Light and feeding do most of the heavy lifting here. Dial in the spot with the light guide for lady of the night and get the feeding right with the lady of the night fertilising schedule — the wrong feed (too much nitrogen) is one of the most common silent reasons a healthy plant makes leaves instead of flowers.

Bloom season and what to expect

Lady of the Night flowers across its growing season (mostly summer) and, kept fed and deadheaded, can bloom for many weeks or right up to frost.

Post-bloom care so it flowers again

Deadhead, keep feeding lightly, and many will rebloom; collect seed from the best plants at the end of the season if you want to grow them again.

For everything else this plant needs day to day, see the full lady of the night care brief and its watering schedule — a stressed, badly watered plant rarely has the energy to flower at all.

Lady of the Night blooming — frequently asked questions

Why won't my lady of the night flower?

Lady of the Night blooms on the season's growth given enough sun, warmth and the right feed — there is no cold or photoperiod trick, just good growing conditions and a bloom-leaning feed. The most common reason it is not happening: Too little sun — most of these need full sun (or very bright light) to flower well; shade gives leaves, not blooms.

How do I make lady of the night bloom?

Give lady of the night the sunniest spot you have — for most bedding and fruiting plants, more direct light directly means more flowers. Move off high-nitrogen feeds and use a higher-potassium "bloom" or tomato-type feed as it comes into flower.

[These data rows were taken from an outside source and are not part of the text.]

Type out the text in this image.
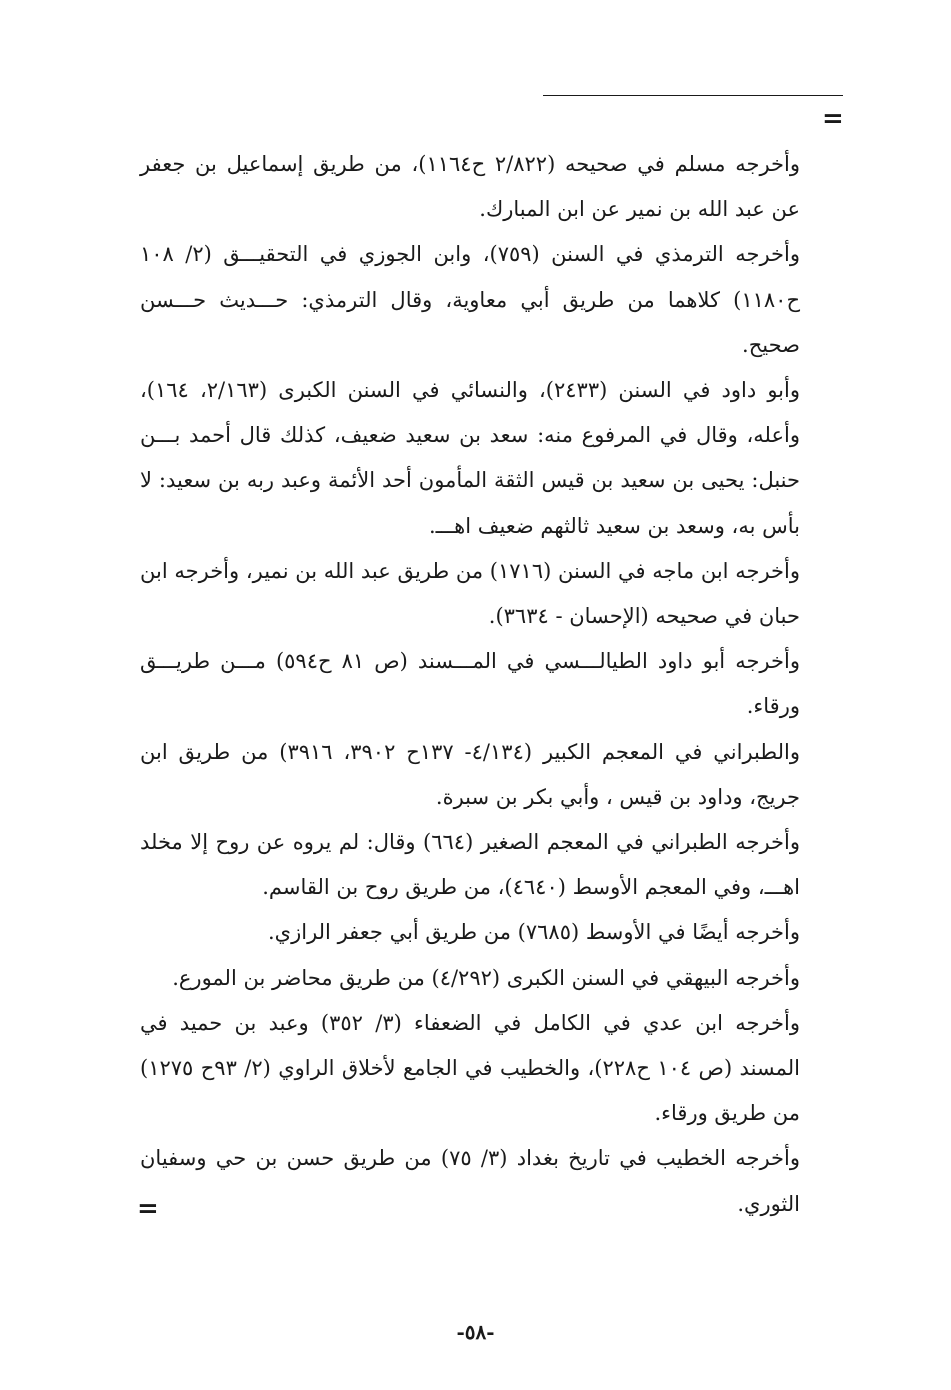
=

وأخرجه مسلم في صحيحه (٢/٨٢٢ ح١١٦٤)، من طريق إسماعيل بن جعفر عن عبد الله بن نمير عن ابن المبارك.

وأخرجه الترمذي في السنن (٧٥٩)، وابن الجوزي في التحقيـــق (٢/ ١٠٨ ح١١٨٠) كلاهما من طريق أبي معاوية، وقال الترمذي: حـــديث حـــسن صحيح.

وأبو داود في السنن (٢٤٣٣)، والنسائي في السنن الكبرى (٢/١٦٣، ١٦٤)، وأعله، وقال في المرفوع منه: سعد بن سعيد ضعيف، كذلك قال أحمد بـــن حنبل: يحيى بن سعيد بن قيس الثقة المأمون أحد الأئمة وعبد ربه بن سعيد: لا بأس به، وسعد بن سعيد ثالثهم ضعيف اهـــ.

وأخرجه ابن ماجه في السنن (١٧١٦) من طريق عبد الله بن نمير، وأخرجه ابن حبان في صحيحه (الإحسان - ٣٦٣٤).

وأخرجه أبو داود الطيالـــسي في المـــسند (ص ٨١ ح٥٩٤) مـــن طريـــق ورقاء.

والطبراني في المعجم الكبير (٤/١٣٤- ١٣٧ح ٣٩٠٢، ٣٩١٦) من طريق ابن جريج، وداود بن قيس ، وأبي بكر بن سبرة.

وأخرجه الطبراني في المعجم الصغير (٦٦٤) وقال: لم يروه عن روح إلا مخلد اهـــ، وفي المعجم الأوسط (٤٦٤٠)، من طريق روح بن القاسم.

وأخرجه أيضًا في الأوسط (٧٦٨٥) من طريق أبي جعفر الرازي.

وأخرجه البيهقي في السنن الكبرى (٤/٢٩٢) من طريق محاضر بن المورع.

وأخرجه ابن عدي في الكامل في الضعفاء (٣/ ٣٥٢) وعبد بن حميد في المسند (ص ١٠٤ ح٢٢٨)، والخطيب في الجامع لأخلاق الراوي (٢/ ٩٣ح ١٢٧٥) من طريق ورقاء.

وأخرجه الخطيب في تاريخ بغداد (٣/ ٧٥) من طريق حسن بن حي وسفيان الثوري.

=
-٥٨-
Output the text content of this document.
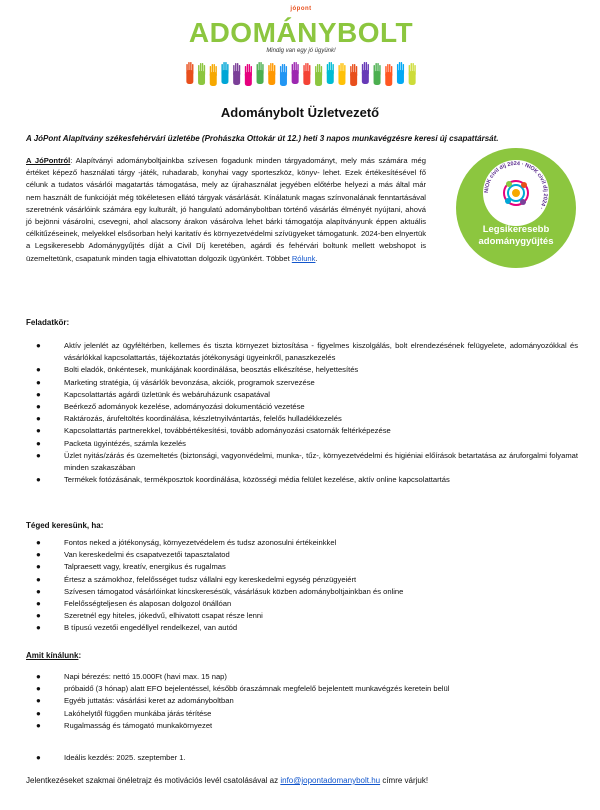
jópont
ADOMÁNYBOLT
Mindig van egy jó ügyünk!
Adománybolt Üzletvezető

A JóPont Alapítvány székesfehérvári üzletébe (Prohászka Ottokár út 12.) heti 3 napos munkavégzésre keresi új csapattársát.

A JóPontról: Alapítványi adományboltjainkba szívesen fogadunk minden tárgyadományt, mely más számára még értéket képező használati tárgy -játék, ruhadarab, konyhai vagy sporteszköz, könyv- lehet. Ezek értékesítésével fő célunk a tudatos vásárlói magatartás támogatása, mely az újrahasználat jegyében előtérbe helyezi a más által már nem használt de funkcióját még tökéletesen ellátó tárgyak vásárlását. Kínálatunk magas színvonalának fenntartásával szeretnénk vásárlóink számára egy kulturált, jó hangulatú adományboltban történő vásárlás élményét nyújtani, ahová jó bejönni vásárolni, csevegni, ahol alacsony árakon vásárolva lehet bárki támogatója alapítványunk éppen aktuális célkitűzéseinek, melyekkel elsősorban helyi karitatív és környezetvédelmi szívügyeket támogatunk. 2024-ben elnyertük a Legsikeresebb Adománygyűjtés díját a Civil Díj keretében, agárdi és fehérvári boltunk mellett webshopot is üzemeltetünk, csapatunk minden tagja elhivatottan dolgozik ügyünkért. Többet Rólunk.

NIOK civil díj 2024 · NIOK civil díj 2024 ·
Legsikeresebb
adománygyűjtés

Feladatkör:

●	Aktív jelenlét az ügyféltérben, kellemes és tiszta környezet biztosítása - figyelmes kiszolgálás, bolt elrendezésének felügyelete, adományozókkal és vásárlókkal kapcsolattartás, tájékoztatás jótékonysági ügyeinkről, panaszkezelés
●	Bolti eladók, önkéntesek, munkájának koordinálása, beosztás elkészítése, helyettesítés
●	Marketing stratégia, új vásárlók bevonzása, akciók, programok szervezése
●	Kapcsolattartás agárdi üzletünk és webáruházunk csapatával
●	Beérkező adományok kezelése, adományozási dokumentáció vezetése
●	Raktározás, árufeltöltés koordinálása, készletnyilvántartás, felelős hulladékkezelés
●	Kapcsolattartás partnerekkel, továbbértékesítési, tovább adományozási csatornák feltérképezése
●	Packeta ügyintézés, számla kezelés
●	Üzlet nyitás/zárás és üzemeltetés (biztonsági, vagyonvédelmi, munka-, tűz-, környezetvédelmi és higiéniai előírások betartatása az áruforgalmi folyamat minden szakaszában
●	Termékek fotózásának, termékposztok koordinálása, közösségi média felület kezelése, aktív online kapcsolattartás

Téged keresünk, ha:

●	Fontos neked a jótékonyság, környezetvédelem és tudsz azonosulni értékeinkkel
●	Van kereskedelmi és csapatvezetői tapasztalatod
●	Talpraesett vagy, kreatív, energikus és rugalmas
●	Értesz a számokhoz, felelősséget tudsz vállalni egy kereskedelmi egység pénzügyeiért
●	Szívesen támogatod vásárlóinkat kincskeresésük, vásárlásuk közben adományboltjainkban és online
●	Felelősségteljesen és alaposan dolgozol önállóan
●	Szeretnél egy hiteles, jókedvű, elhivatott csapat része lenni
●	B típusú vezetői engedéllyel rendelkezel, van autód

Amit kínálunk:

●	Napi bérezés: nettó 15.000Ft (havi max. 15 nap)
●	próbaidő (3 hónap) alatt EFO bejelentéssel, később óraszámnak megfelelő bejelentett munkavégzés keretein belül
●	Egyéb juttatás: vásárlási keret az adományboltban
●	Lakóhelytől függően munkába járás térítése
●	Rugalmasság és támogató munkakörnyezet
●	Ideális kezdés: 2025. szeptember 1.

Jelentkezéseket szakmai önéletrajz és motivációs levél csatolásával az info@jopontadomanybolt.hu címre várjuk!
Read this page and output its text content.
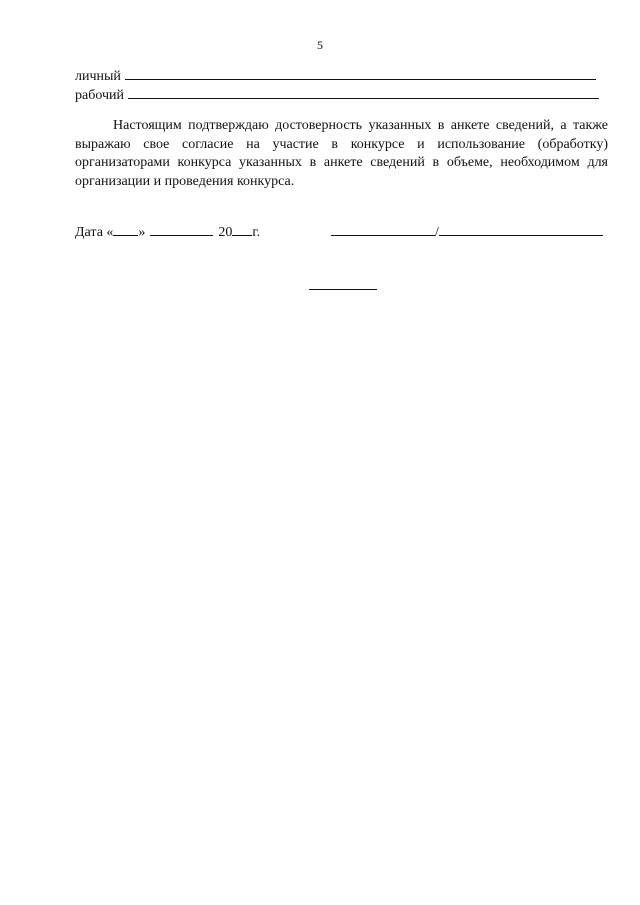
5
личный
рабочий

Настоящим подтверждаю достоверность указанных в анкете сведений, а также выражаю свое согласие на участие в конкурсе и использование (обработку) организаторами конкурса указанных в анкете сведений в объеме, необходимом для организации и проведения конкурса.

Дата « »	20 г.	/
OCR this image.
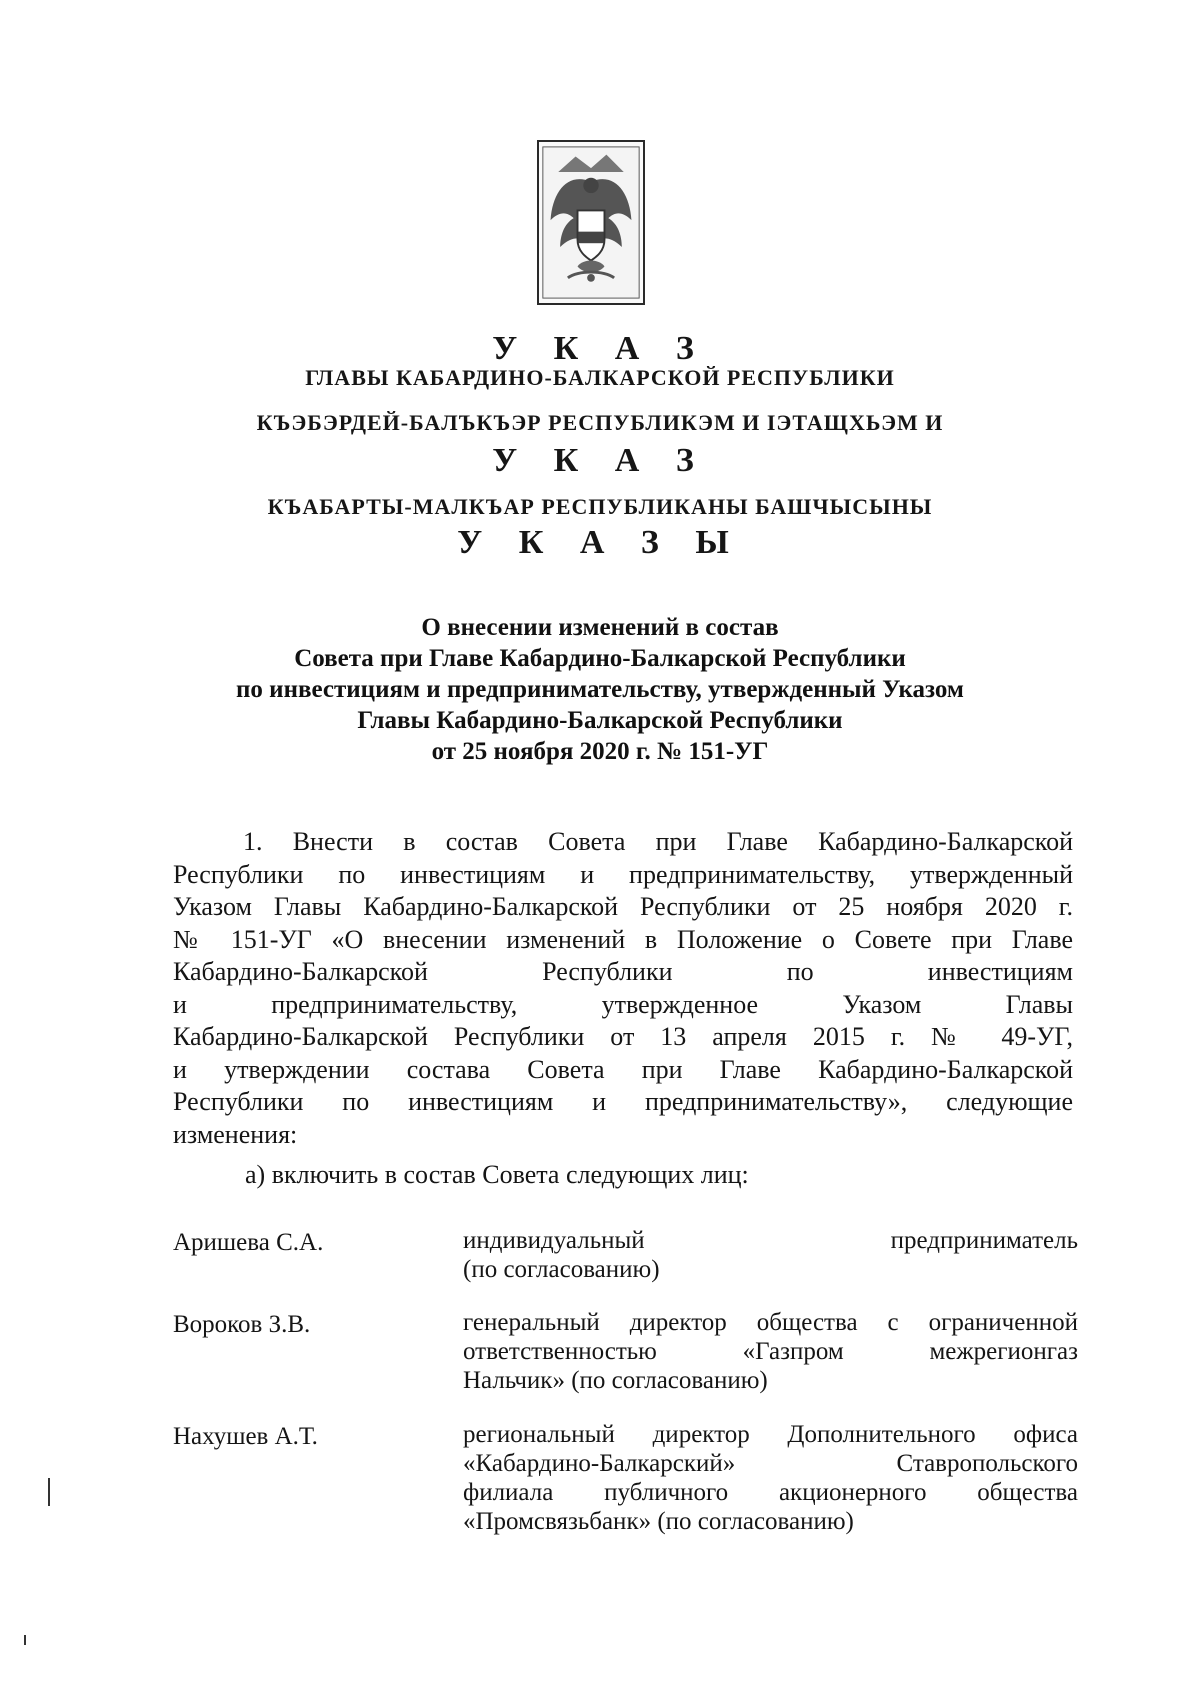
У К А З
ГЛАВЫ КАБАРДИНО-БАЛКАРСКОЙ РЕСПУБЛИКИ
КЪЭБЭРДЕЙ-БАЛЪКЪЭР РЕСПУБЛИКЭМ И ІЭТАЩХЬЭМ И
У К А З
КЪАБАРТЫ-МАЛКЪАР РЕСПУБЛИКАНЫ БАШЧЫСЫНЫ
У К А З Ы
О внесении изменений в состав
Совета при Главе Кабардино-Балкарской Республики
по инвестициям и предпринимательству, утвержденный Указом
Главы Кабардино-Балкарской Республики
от 25 ноября 2020 г. № 151-УГ
1. Внести в состав Совета при Главе Кабардино-Балкарской
Республики по инвестициям и предпринимательству, утвержденный
Указом Главы Кабардино-Балкарской Республики от 25 ноября 2020 г.
№ 151-УГ «О внесении изменений в Положение о Совете при Главе
Кабардино-Балкарской Республики по инвестициям
и предпринимательству, утвержденное Указом Главы
Кабардино-Балкарской Республики от 13 апреля 2015 г. № 49-УГ,
и утверждении состава Совета при Главе Кабардино-Балкарской
Республики по инвестициям и предпринимательству», следующие
изменения:
а) включить в состав Совета следующих лиц:
Аришева С.А.	индивидуальный предприниматель
(по согласованию)
Вороков З.В.	генеральный директор общества с ограниченной
ответственностью «Газпром межрегионгаз
Нальчик» (по согласованию)
Нахушев А.Т.	региональный директор Дополнительного офиса
«Кабардино-Балкарский» Ставропольского
филиала публичного акционерного общества
«Промсвязьбанк» (по согласованию)
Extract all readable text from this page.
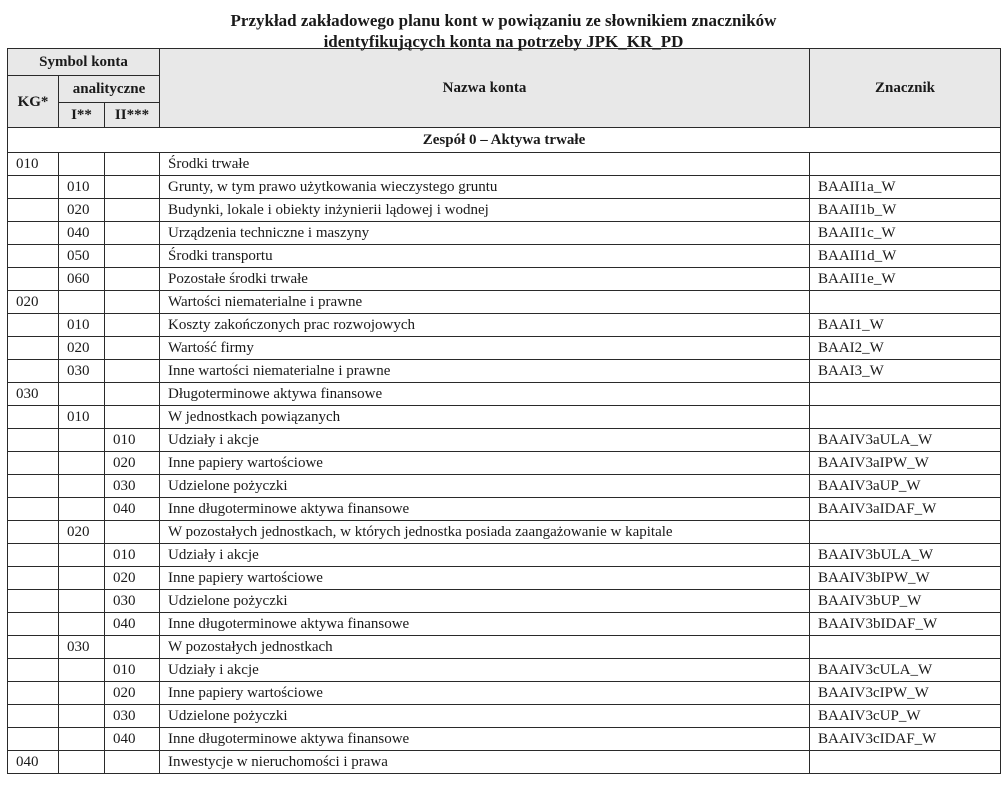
Przykład zakładowego planu kont w powiązaniu ze słownikiem znaczników
identyfikujących konta na potrzeby JPK_KR_PD
Symbol konta			Nazwa konta	Znacznik
KG*	analityczne			
	I**	II***		
Zespół 0 – Aktywa trwałe				
010			Środki trwałe	
	010		Grunty, w tym prawo użytkowania wieczystego gruntu	BAAII1a_W
	020		Budynki, lokale i obiekty inżynierii lądowej i wodnej	BAAII1b_W
	040		Urządzenia techniczne i maszyny	BAAII1c_W
	050		Środki transportu	BAAII1d_W
	060		Pozostałe środki trwałe	BAAII1e_W
020			Wartości niematerialne i prawne	
	010		Koszty zakończonych prac rozwojowych	BAAI1_W
	020		Wartość firmy	BAAI2_W
	030		Inne wartości niematerialne i prawne	BAAI3_W
030			Długoterminowe aktywa finansowe	
	010		W jednostkach powiązanych	
		010	Udziały i akcje	BAAIV3aULA_W
		020	Inne papiery wartościowe	BAAIV3aIPW_W
		030	Udzielone pożyczki	BAAIV3aUP_W
		040	Inne długoterminowe aktywa finansowe	BAAIV3aIDAF_W
	020		W pozostałych jednostkach, w których jednostka posiada zaangażowanie w kapitale	
		010	Udziały i akcje	BAAIV3bULA_W
		020	Inne papiery wartościowe	BAAIV3bIPW_W
		030	Udzielone pożyczki	BAAIV3bUP_W
		040	Inne długoterminowe aktywa finansowe	BAAIV3bIDAF_W
	030		W pozostałych jednostkach	
		010	Udziały i akcje	BAAIV3cULA_W
		020	Inne papiery wartościowe	BAAIV3cIPW_W
		030	Udzielone pożyczki	BAAIV3cUP_W
		040	Inne długoterminowe aktywa finansowe	BAAIV3cIDAF_W
040			Inwestycje w nieruchomości i prawa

When does lady of the night normally bloom?

Lady of the Night flowers across its growing season (mostly summer) and, kept fed and deadheaded, can bloom for many weeks or right up to frost.

What should I do with lady of the night after it flowers?

Deadhead, keep feeding lightly, and many will rebloom; collect seed from the best plants at the end of the season if you want to grow them again.

What is the single biggest mistake stopping lady of the night flowering?

Feeding lady of the night a high-nitrogen general feed and growing it in too little sun — you get a big leafy plant and almost no flowers.